Although Ohio State’s offense has dominated most of its opposition, the Buckeyes are still just a few weeks removed from scoring only two offensive touchdowns in back-to-back games against Penn State and Nebraska, so they’re not unstoppable. Michigan defensive coordinator Mike MacDonald and his staff will certainly be looking for any weaknesses they can exploit in Ohio State’s offense, and Day said the Wolverines’ defensive scheme is “significantly different” now than Don Brown’s defense the Buckeyes picked apart for 62 points in 2018 and 56 points in 2019.

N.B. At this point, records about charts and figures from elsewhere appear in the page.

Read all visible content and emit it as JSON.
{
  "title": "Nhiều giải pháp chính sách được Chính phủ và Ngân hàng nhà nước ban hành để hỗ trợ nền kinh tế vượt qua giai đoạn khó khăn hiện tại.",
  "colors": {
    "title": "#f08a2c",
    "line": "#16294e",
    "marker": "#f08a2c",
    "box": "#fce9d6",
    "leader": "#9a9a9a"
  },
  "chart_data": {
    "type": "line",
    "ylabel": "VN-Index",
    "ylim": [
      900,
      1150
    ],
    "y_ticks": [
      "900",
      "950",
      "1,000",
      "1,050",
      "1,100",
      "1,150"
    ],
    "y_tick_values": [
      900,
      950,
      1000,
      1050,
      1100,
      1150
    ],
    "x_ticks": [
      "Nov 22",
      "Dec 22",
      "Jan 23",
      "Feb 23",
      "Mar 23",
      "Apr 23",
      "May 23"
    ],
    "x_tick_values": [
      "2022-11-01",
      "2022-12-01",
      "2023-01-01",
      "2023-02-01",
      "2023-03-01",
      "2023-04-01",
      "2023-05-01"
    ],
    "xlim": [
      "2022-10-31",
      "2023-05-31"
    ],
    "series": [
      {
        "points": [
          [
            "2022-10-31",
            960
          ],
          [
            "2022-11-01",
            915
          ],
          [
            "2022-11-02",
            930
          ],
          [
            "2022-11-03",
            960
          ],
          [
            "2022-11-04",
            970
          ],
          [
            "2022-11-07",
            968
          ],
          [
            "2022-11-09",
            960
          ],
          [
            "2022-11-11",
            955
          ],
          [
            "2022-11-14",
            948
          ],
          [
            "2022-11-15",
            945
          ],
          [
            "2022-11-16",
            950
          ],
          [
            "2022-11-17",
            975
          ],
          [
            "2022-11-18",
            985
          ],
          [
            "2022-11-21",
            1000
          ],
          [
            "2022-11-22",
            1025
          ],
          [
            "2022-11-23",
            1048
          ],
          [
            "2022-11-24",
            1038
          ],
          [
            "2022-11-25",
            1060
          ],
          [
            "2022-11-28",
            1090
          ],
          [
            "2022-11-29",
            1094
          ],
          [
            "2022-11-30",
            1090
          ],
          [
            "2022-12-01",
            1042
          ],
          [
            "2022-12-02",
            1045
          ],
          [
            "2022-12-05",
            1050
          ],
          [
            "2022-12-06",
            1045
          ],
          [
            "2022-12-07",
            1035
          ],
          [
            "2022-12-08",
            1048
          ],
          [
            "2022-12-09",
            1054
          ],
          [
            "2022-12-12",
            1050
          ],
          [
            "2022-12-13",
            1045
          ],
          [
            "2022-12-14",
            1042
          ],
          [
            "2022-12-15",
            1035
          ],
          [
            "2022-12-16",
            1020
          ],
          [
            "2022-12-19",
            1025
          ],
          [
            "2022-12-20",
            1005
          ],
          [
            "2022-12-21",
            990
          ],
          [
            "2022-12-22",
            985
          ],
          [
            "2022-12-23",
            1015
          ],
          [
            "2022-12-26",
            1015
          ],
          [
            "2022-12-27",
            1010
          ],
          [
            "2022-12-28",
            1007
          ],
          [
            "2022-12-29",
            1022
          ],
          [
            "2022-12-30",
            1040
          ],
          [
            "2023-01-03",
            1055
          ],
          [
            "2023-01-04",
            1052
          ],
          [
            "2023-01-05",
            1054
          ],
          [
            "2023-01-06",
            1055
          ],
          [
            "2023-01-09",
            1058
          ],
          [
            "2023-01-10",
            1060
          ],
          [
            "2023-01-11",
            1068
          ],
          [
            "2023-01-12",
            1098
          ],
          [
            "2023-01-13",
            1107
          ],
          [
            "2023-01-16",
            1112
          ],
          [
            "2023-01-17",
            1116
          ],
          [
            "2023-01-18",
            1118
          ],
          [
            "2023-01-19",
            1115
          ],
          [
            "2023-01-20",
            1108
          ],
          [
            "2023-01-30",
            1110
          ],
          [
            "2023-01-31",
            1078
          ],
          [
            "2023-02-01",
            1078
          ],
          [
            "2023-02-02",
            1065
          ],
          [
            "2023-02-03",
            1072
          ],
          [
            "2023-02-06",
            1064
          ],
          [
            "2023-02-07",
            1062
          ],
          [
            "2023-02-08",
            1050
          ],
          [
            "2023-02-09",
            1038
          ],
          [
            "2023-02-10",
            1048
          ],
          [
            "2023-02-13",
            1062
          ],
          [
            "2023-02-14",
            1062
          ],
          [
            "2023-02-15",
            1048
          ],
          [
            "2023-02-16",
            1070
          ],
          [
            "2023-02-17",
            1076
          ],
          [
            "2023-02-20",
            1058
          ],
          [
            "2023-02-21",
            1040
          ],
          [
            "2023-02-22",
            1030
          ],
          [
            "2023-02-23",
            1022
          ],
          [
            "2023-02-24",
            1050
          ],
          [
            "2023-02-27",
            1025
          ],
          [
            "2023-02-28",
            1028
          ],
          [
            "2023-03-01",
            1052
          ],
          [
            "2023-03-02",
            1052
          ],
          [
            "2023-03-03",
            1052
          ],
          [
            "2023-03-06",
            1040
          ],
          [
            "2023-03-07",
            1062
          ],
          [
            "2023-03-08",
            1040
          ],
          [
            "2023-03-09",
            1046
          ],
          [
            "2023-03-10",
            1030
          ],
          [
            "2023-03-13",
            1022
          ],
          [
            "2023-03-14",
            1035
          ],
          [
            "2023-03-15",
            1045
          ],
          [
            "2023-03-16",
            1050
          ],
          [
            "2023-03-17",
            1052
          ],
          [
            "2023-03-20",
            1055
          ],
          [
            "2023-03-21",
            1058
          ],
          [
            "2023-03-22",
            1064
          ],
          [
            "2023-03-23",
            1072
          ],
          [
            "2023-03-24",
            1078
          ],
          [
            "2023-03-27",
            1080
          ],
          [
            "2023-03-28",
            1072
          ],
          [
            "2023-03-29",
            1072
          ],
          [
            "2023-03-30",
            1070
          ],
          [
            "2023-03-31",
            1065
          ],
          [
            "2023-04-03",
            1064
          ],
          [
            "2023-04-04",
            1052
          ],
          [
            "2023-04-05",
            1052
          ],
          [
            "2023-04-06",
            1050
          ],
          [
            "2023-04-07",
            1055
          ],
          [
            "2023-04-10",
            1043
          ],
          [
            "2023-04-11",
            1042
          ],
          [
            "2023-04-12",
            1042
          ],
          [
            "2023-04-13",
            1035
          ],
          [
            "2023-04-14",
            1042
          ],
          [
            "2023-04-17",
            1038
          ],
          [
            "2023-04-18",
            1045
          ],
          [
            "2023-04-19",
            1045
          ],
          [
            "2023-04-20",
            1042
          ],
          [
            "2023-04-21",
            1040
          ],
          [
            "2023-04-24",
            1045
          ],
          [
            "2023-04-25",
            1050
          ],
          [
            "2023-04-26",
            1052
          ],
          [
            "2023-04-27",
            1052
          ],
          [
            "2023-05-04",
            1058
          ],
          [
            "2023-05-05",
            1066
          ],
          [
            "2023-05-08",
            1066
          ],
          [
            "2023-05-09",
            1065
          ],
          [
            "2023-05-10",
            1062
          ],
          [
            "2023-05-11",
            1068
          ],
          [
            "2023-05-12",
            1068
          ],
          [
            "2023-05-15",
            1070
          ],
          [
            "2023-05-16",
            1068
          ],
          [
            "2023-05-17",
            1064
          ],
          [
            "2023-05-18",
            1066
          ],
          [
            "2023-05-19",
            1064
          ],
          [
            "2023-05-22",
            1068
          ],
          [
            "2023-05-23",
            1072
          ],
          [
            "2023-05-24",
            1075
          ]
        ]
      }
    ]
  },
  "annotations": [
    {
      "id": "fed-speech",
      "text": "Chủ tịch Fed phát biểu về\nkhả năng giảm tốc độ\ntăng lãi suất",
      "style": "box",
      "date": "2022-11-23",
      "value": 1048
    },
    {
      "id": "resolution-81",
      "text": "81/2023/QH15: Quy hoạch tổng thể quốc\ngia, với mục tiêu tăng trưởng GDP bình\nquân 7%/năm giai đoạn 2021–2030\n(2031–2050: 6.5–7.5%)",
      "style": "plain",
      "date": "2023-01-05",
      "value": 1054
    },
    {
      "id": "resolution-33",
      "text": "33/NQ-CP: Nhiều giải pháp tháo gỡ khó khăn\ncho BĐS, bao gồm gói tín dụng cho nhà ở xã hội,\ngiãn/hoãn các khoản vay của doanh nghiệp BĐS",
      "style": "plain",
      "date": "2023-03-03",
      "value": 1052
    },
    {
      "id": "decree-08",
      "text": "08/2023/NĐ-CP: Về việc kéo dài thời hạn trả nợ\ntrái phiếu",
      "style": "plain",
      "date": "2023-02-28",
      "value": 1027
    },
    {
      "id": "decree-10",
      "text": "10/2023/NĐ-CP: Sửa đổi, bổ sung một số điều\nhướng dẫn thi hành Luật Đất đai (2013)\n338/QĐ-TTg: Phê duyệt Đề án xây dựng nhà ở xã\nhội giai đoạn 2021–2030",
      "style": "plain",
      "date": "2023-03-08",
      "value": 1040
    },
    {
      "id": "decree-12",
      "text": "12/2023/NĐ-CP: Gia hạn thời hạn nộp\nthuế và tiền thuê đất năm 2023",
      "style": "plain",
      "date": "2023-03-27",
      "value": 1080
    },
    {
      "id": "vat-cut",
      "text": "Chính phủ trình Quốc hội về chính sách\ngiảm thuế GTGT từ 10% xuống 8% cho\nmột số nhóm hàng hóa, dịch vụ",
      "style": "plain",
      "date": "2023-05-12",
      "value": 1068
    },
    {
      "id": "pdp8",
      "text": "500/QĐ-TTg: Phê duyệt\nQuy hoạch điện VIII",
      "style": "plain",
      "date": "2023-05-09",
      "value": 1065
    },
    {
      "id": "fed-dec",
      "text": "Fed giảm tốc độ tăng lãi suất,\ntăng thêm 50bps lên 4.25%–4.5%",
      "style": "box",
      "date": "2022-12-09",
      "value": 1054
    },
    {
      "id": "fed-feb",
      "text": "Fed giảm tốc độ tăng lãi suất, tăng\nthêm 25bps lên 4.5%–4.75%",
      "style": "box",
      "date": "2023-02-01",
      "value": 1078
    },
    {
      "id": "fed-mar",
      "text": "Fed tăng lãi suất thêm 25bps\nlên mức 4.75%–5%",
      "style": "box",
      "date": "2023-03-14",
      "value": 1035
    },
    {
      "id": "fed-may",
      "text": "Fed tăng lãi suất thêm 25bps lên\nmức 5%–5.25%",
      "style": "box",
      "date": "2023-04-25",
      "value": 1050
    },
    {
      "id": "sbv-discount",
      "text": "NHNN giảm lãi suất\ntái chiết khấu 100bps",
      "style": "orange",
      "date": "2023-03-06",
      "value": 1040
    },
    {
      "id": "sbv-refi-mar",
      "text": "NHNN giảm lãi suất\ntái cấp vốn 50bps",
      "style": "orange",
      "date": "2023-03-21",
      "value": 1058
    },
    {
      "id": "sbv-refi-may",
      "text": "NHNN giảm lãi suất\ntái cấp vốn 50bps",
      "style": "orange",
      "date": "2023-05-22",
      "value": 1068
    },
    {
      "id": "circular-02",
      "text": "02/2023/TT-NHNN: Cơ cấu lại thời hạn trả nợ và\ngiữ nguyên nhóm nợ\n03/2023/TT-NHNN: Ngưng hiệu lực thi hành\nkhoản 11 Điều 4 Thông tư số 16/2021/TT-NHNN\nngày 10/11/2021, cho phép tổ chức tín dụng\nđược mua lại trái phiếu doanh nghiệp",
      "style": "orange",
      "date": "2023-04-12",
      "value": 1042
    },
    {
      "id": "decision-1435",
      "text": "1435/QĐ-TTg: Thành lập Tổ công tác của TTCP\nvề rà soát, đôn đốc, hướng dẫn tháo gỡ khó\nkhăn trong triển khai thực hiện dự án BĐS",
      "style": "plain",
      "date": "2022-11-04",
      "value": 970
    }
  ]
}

“I think his style of defense is a little bit more NFL-oriented, the way that they’re structured,” Day said. “Coach Brown was a little bit more college-oriented. And they’re very good. They have very good personnel. They’ve done a good job.”

Mike MacDonald
Mike MacDonald is in his first year as Michigan’s defensive coordinator. (Photo: Junfu Han via Imagn Content Services, LLC)

Day believes the most important key for Ohio State’s offense going into this matchup with a highly ranked defense, though, is to avoid the penalties and other execution errors that played a big role in the Buckeyes’ down games against the Nittany Lions and Cornhuskers. The Buckeyes had just one penalty and scored touchdowns on all but one of their trips inside the red zone last week, and they’ll need to avoid mistakes that could get them off-schedule and ruin promising drives this week.

“I think we’ve been cleaner. Just overall execution. The penalties have been down,” Day said. “We’ve gotta keep that up if we’re gonna win this game.”

As good as Ohio State’s offense has been, scoring more than 50 points in each of its last two games and six of its last eight games, this is a week where the Buckeyes have to be at their best, not only because of how successful the Wolverines have been defensively but also because of how big this game is, as both teams enter with 10-1 records but only one will end the game as the Big Ten East champion.

“I think it’s the biggest challenge because it’s the team up north,” Petit-Frere said. “This is one of the greatest rivalry games in all of sport. It’s called The Game for a reason ... we know that they’ve been preparing just like we have.”

But even against what might be the best defense Ohio State has faced all season, the Buckeyes have reason to be confident in their ability. Ohio State ranks third in the country in passing yards per attempt (10.01) and leads the entire country in rushing yards per attempt (5.82), and the Buckeyes’ offense has fired on all cylinders in each of their last two games. 

With a Heisman Trophy frontrunner in quarterback C.J. Stroud, three elite wide receivers in Olave, Jaxon Smith-Njigba and Garrett Wilson, an explosive running back in TreVeyon Henderson and an offensive line that’s been mostly dominant, they know that they’re capable of putting up big numbers against any opponent if they prepare well during the week and execute well on Saturday.

“As an offense, we’ve got so many weapons, so much talent around the field at every position, I feel like when we go into a game the only person that can stop us is us,” Olave said. “So as long as we stay on schedule, keep spreading the ball around, I feel like that’s what it is.”